Here, I shortened the descriptors for each day. The first entry gives temperature:

XC =   Extreme Cold
C =      Cold
L =      Cool
W =     Warm
H =     Hot
XH = Extreme Heat

The second gives cloud cover:

C =      Clear
P =      Partly Cloudy
O =      Overcast

The third gives precipitation:

LS =    Light snow
LR =   Light rain
HS =   Heavy snow
HR =   Heavy rain

If there is no precipitation, that entry is left blank. So XC.C. corresponds to extreme cold and clear.

To read this plot, types of days are given on both columns and rows. You start by finding the row for the current type of day. Then the chance you have of transitioning to another type of day (the columns) is given by the color of that box. The number of times each day appeared in the dataset is given next to the row, in parentheses.
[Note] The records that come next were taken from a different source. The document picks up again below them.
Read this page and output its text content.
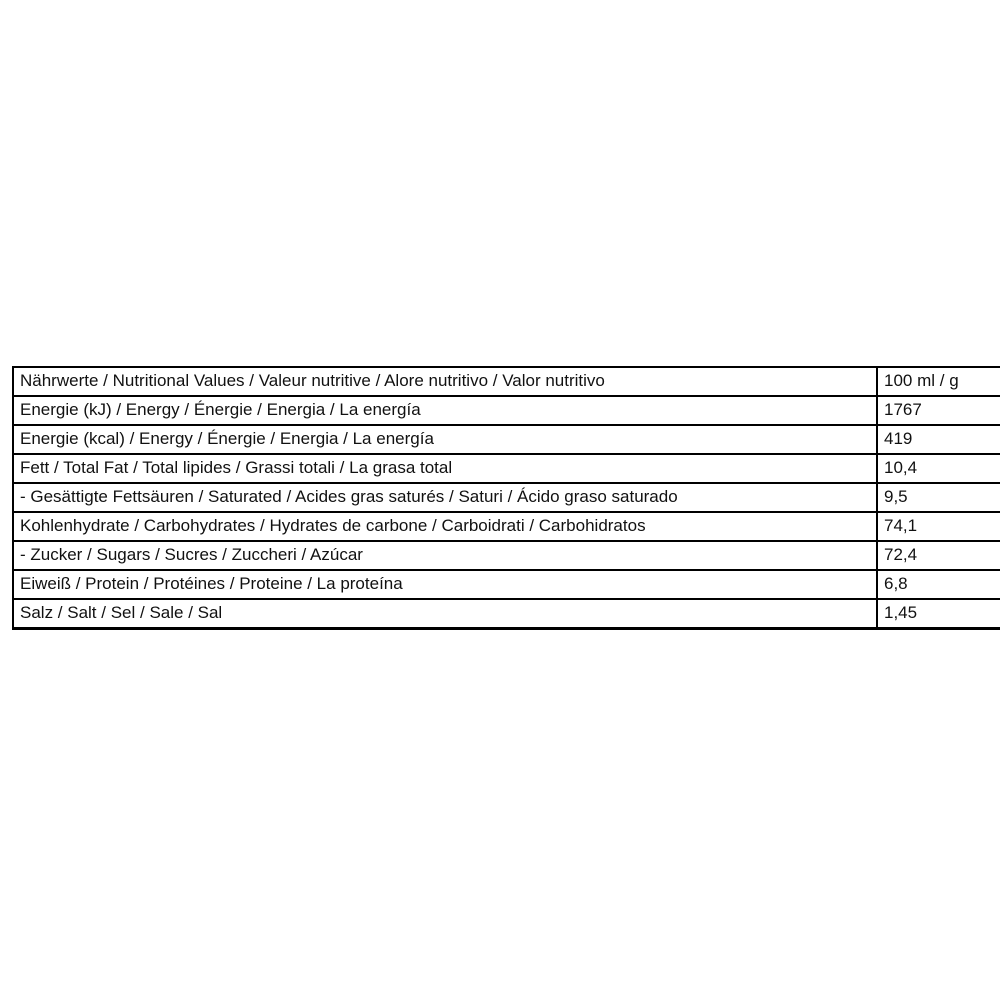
Nährwerte / Nutritional Values / Valeur nutritive / Alore nutritivo / Valor nutritivo	100 ml / g
Energie (kJ) / Energy / Énergie / Energia / La energía	1767
Energie (kcal) / Energy / Énergie / Energia / La energía	419
Fett / Total Fat / Total lipides / Grassi totali / La grasa total	10,4
- Gesättigte Fettsäuren / Saturated / Acides gras saturés / Saturi / Ácido graso saturado	9,5
Kohlenhydrate / Carbohydrates / Hydrates de carbone / Carboidrati / Carbohidratos	74,1
- Zucker / Sugars / Sucres / Zuccheri / Azúcar	72,4
Eiweiß / Protein / Protéines / Proteine / La proteína	6,8
Salz / Salt / Sel / Sale / Sal	1,45
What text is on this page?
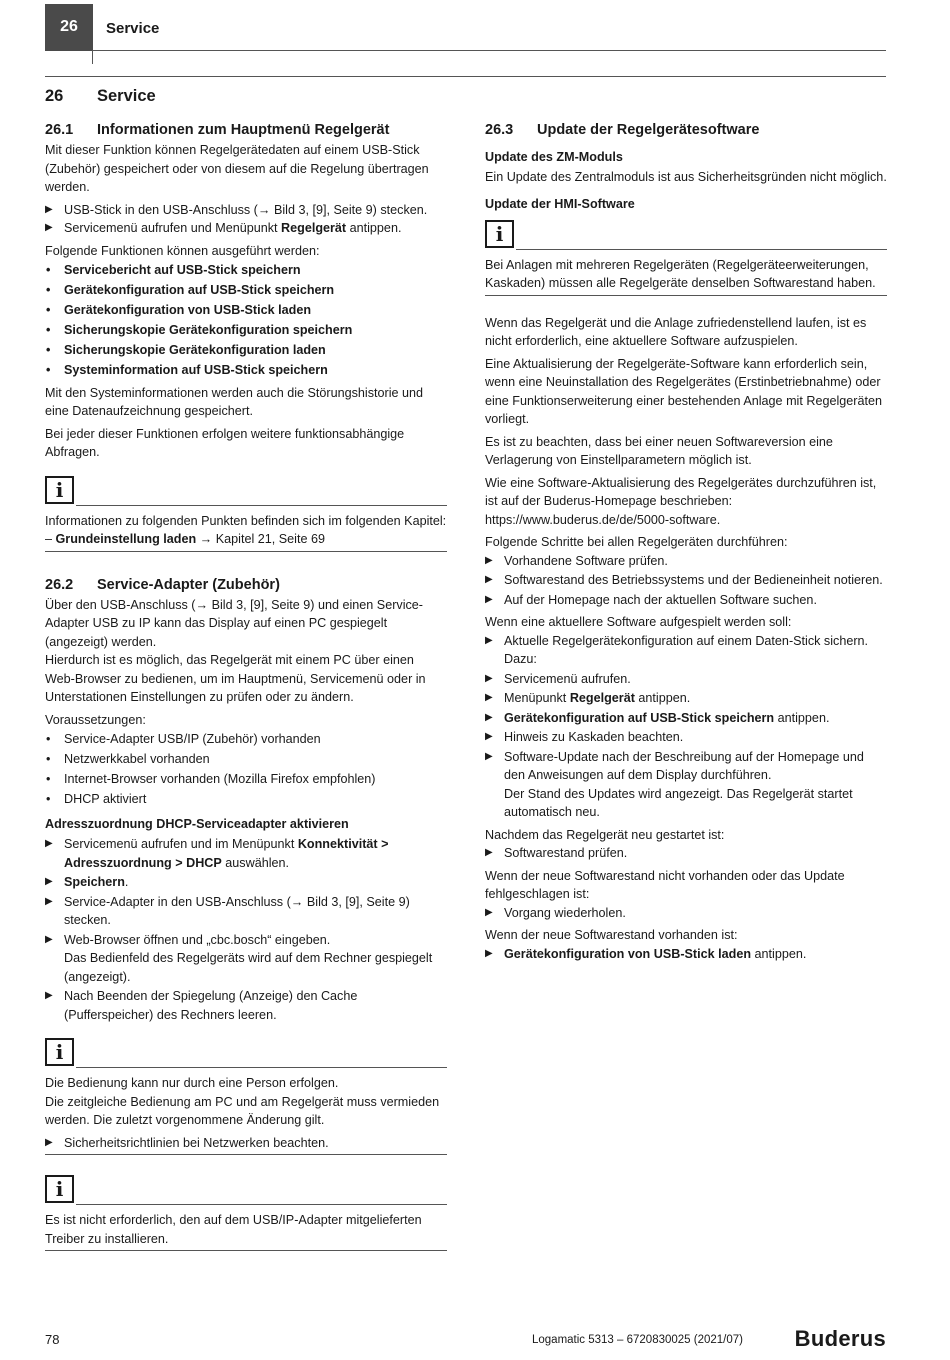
26	Service
26 Service
26.1 Informationen zum Hauptmenü Regelgerät

Mit dieser Funktion können Regelgerätedaten auf einem USB-Stick (Zubehör) gespeichert oder von diesem auf die Regelung übertragen werden.

▶ USB-Stick in den USB-Anschluss (→ Bild 3, [9], Seite 9) stecken.
▶ Servicemenü aufrufen und Menüpunkt Regelgerät antippen.

Folgende Funktionen können ausgeführt werden:

• Servicebericht auf USB-Stick speichern
• Gerätekonfiguration auf USB-Stick speichern
• Gerätekonfiguration von USB-Stick laden
• Sicherungskopie Gerätekonfiguration speichern
• Sicherungskopie Gerätekonfiguration laden
• Systeminformation auf USB-Stick speichern

Mit den Systeminformationen werden auch die Störungshistorie und eine Datenaufzeichnung gespeichert.

Bei jeder dieser Funktionen erfolgen weitere funktionsabhängige Abfragen.

i

Informationen zu folgenden Punkten befinden sich im folgenden Kapitel:

– Grundeinstellung laden → Kapitel 21, Seite 69

26.2 Service-Adapter (Zubehör)

Über den USB-Anschluss (→ Bild 3, [9], Seite 9) und einen Service-Adapter USB zu IP kann das Display auf einen PC gespiegelt (angezeigt) werden.

Hierdurch ist es möglich, das Regelgerät mit einem PC über einen Web-Browser zu bedienen, um im Hauptmenü, Servicemenü oder in Unterstationen Einstellungen zu prüfen oder zu ändern.

Voraussetzungen:

• Service-Adapter USB/IP (Zubehör) vorhanden
• Netzwerkkabel vorhanden
• Internet-Browser vorhanden (Mozilla Firefox empfohlen)
• DHCP aktiviert
Adresszuordnung DHCP-Serviceadapter aktivieren
▶ Servicemenü aufrufen und im Menüpunkt Konnektivität > Adresszuordnung > DHCP auswählen.
▶ Speichern.
▶ Service-Adapter in den USB-Anschluss (→ Bild 3, [9], Seite 9) stecken.
▶ Web-Browser öffnen und „cbc.bosch“ eingeben.
Das Bedienfeld des Regelgeräts wird auf dem Rechner gespiegelt (angezeigt).
▶ Nach Beenden der Spiegelung (Anzeige) den Cache (Pufferspeicher) des Rechners leeren.
i

Die Bedienung kann nur durch eine Person erfolgen.

Die zeitgleiche Bedienung am PC und am Regelgerät muss vermieden werden. Die zuletzt vorgenommene Änderung gilt.

▶ Sicherheitsrichtlinien bei Netzwerken beachten.
i

Es ist nicht erforderlich, den auf dem USB/IP-Adapter mitgelieferten Treiber zu installieren.

26.3 Update der Regelgerätesoftware
Update des ZM-Moduls

Ein Update des Zentralmoduls ist aus Sicherheitsgründen nicht möglich.

Update der HMI-Software
i

Bei Anlagen mit mehreren Regelgeräten (Regelgeräteerweiterungen, Kaskaden) müssen alle Regelgeräte denselben Softwarestand haben.

Wenn das Regelgerät und die Anlage zufriedenstellend laufen, ist es nicht erforderlich, eine aktuellere Software aufzuspielen.

Eine Aktualisierung der Regelgeräte-Software kann erforderlich sein, wenn eine Neuinstallation des Regelgerätes (Erstinbetriebnahme) oder eine Funktionserweiterung einer bestehenden Anlage mit Regelgeräten vorliegt.

Es ist zu beachten, dass bei einer neuen Softwareversion eine Verlagerung von Einstellparametern möglich ist.

Wie eine Software-Aktualisierung des Regelgerätes durchzuführen ist, ist auf der Buderus-Homepage beschrieben: https://www.buderus.de/de/5000-software.

Folgende Schritte bei allen Regelgeräten durchführen:

▶ Vorhandene Software prüfen.
▶ Softwarestand des Betriebssystems und der Bedieneinheit notieren.
▶ Auf der Homepage nach der aktuellen Software suchen.

Wenn eine aktuellere Software aufgespielt werden soll:

▶ Aktuelle Regelgerätekonfiguration auf einem Daten-Stick sichern.
Dazu:
▶ Servicemenü aufrufen.
▶ Menüpunkt Regelgerät antippen.
▶ Gerätekonfiguration auf USB-Stick speichern antippen.
▶ Hinweis zu Kaskaden beachten.
▶ Software-Update nach der Beschreibung auf der Homepage und den Anweisungen auf dem Display durchführen.
Der Stand des Updates wird angezeigt. Das Regelgerät startet automatisch neu.

Nachdem das Regelgerät neu gestartet ist:

▶ Softwarestand prüfen.

Wenn der neue Softwarestand nicht vorhanden oder das Update fehlgeschlagen ist:

▶ Vorgang wiederholen.

Wenn der neue Softwarestand vorhanden ist:

▶ Gerätekonfiguration von USB-Stick laden antippen.
78	Logamatic 5313 – 6720830025 (2021/07) Buderus
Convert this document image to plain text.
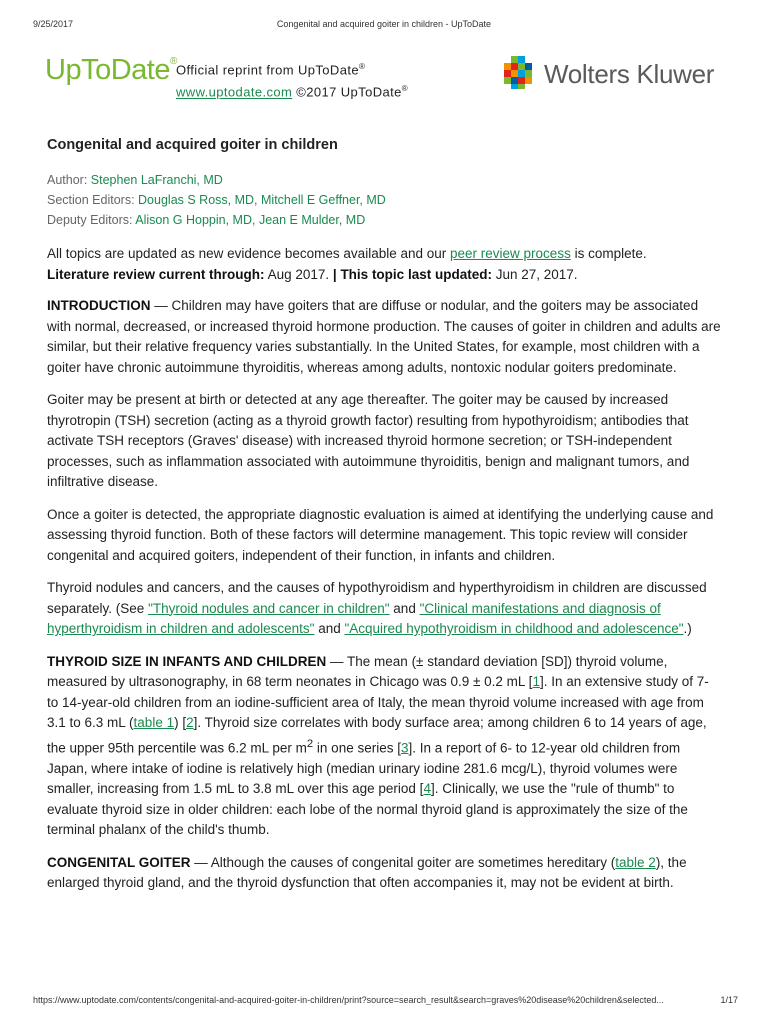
9/25/2017	Congenital and acquired goiter in children - UpToDate
UpToDate®
Official reprint from UpToDate®
www.uptodate.com ©2017 UpToDate®	Wolters Kluwer
Congenital and acquired goiter in children
Author: Stephen LaFranchi, MD
Section Editors: Douglas S Ross, MD, Mitchell E Geffner, MD
Deputy Editors: Alison G Hoppin, MD, Jean E Mulder, MD

All topics are updated as new evidence becomes available and our peer review process is complete.
Literature review current through: Aug 2017. | This topic last updated: Jun 27, 2017.

INTRODUCTION — Children may have goiters that are diffuse or nodular, and the goiters may be associated with normal, decreased, or increased thyroid hormone production. The causes of goiter in children and adults are similar, but their relative frequency varies substantially. In the United States, for example, most children with a goiter have chronic autoimmune thyroiditis, whereas among adults, nontoxic nodular goiters predominate.

Goiter may be present at birth or detected at any age thereafter. The goiter may be caused by increased thyrotropin (TSH) secretion (acting as a thyroid growth factor) resulting from hypothyroidism; antibodies that activate TSH receptors (Graves' disease) with increased thyroid hormone secretion; or TSH-independent processes, such as inflammation associated with autoimmune thyroiditis, benign and malignant tumors, and infiltrative disease.

Once a goiter is detected, the appropriate diagnostic evaluation is aimed at identifying the underlying cause and assessing thyroid function. Both of these factors will determine management. This topic review will consider congenital and acquired goiters, independent of their function, in infants and children.

Thyroid nodules and cancers, and the causes of hypothyroidism and hyperthyroidism in children are discussed separately. (See "Thyroid nodules and cancer in children" and "Clinical manifestations and diagnosis of hyperthyroidism in children and adolescents" and "Acquired hypothyroidism in childhood and adolescence".)

THYROID SIZE IN INFANTS AND CHILDREN — The mean (± standard deviation [SD]) thyroid volume, measured by ultrasonography, in 68 term neonates in Chicago was 0.9 ± 0.2 mL [1]. In an extensive study of 7- to 14-year-old children from an iodine-sufficient area of Italy, the mean thyroid volume increased with age from 3.1 to 6.3 mL (table 1) [2]. Thyroid size correlates with body surface area; among children 6 to 14 years of age, the upper 95th percentile was 6.2 mL per $m^2$ in one series [3]. In a report of 6- to 12-year old children from Japan, where intake of iodine is relatively high (median urinary iodine 281.6 mcg/L), thyroid volumes were smaller, increasing from 1.5 mL to 3.8 mL over this age period [4]. Clinically, we use the "rule of thumb" to evaluate thyroid size in older children: each lobe of the normal thyroid gland is approximately the size of the terminal phalanx of the child's thumb.

CONGENITAL GOITER — Although the causes of congenital goiter are sometimes hereditary (table 2), the enlarged thyroid gland, and the thyroid dysfunction that often accompanies it, may not be evident at birth.

https://www.uptodate.com/contents/congenital-and-acquired-goiter-in-children/print?source=search_result&search=graves%20disease%20children&selected...	1/17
For example, the XC.C. type only appears once. It was followed by a cold, overcast day (C.O.), so that box is dark blue and has a transition probability of 1.

For other days, there are more complex distributions. They are ordered by temperature, with colder days appearing at the top and the left. You can see that generally speaking, days cluster by temperature. Cold days transition to cold days and do not transition to warm ones.

This is a big and complicated object. Keep in mind that we can generate this for any location we want on the planet. So if we determine a good way to match it for Chicago, we should be able to apply that anywhere.

Over the next posts, we’ll see how well we can do.

 

End note: If we wanted to go even further we could include state information for multiple older days: given it was cold and overcast today and cool and clear today, what will tomorrow be like? I don’t know of any RPG system that attempts this and I think any attempt would be far too detailed to be practical. Still, I note it as a limitation.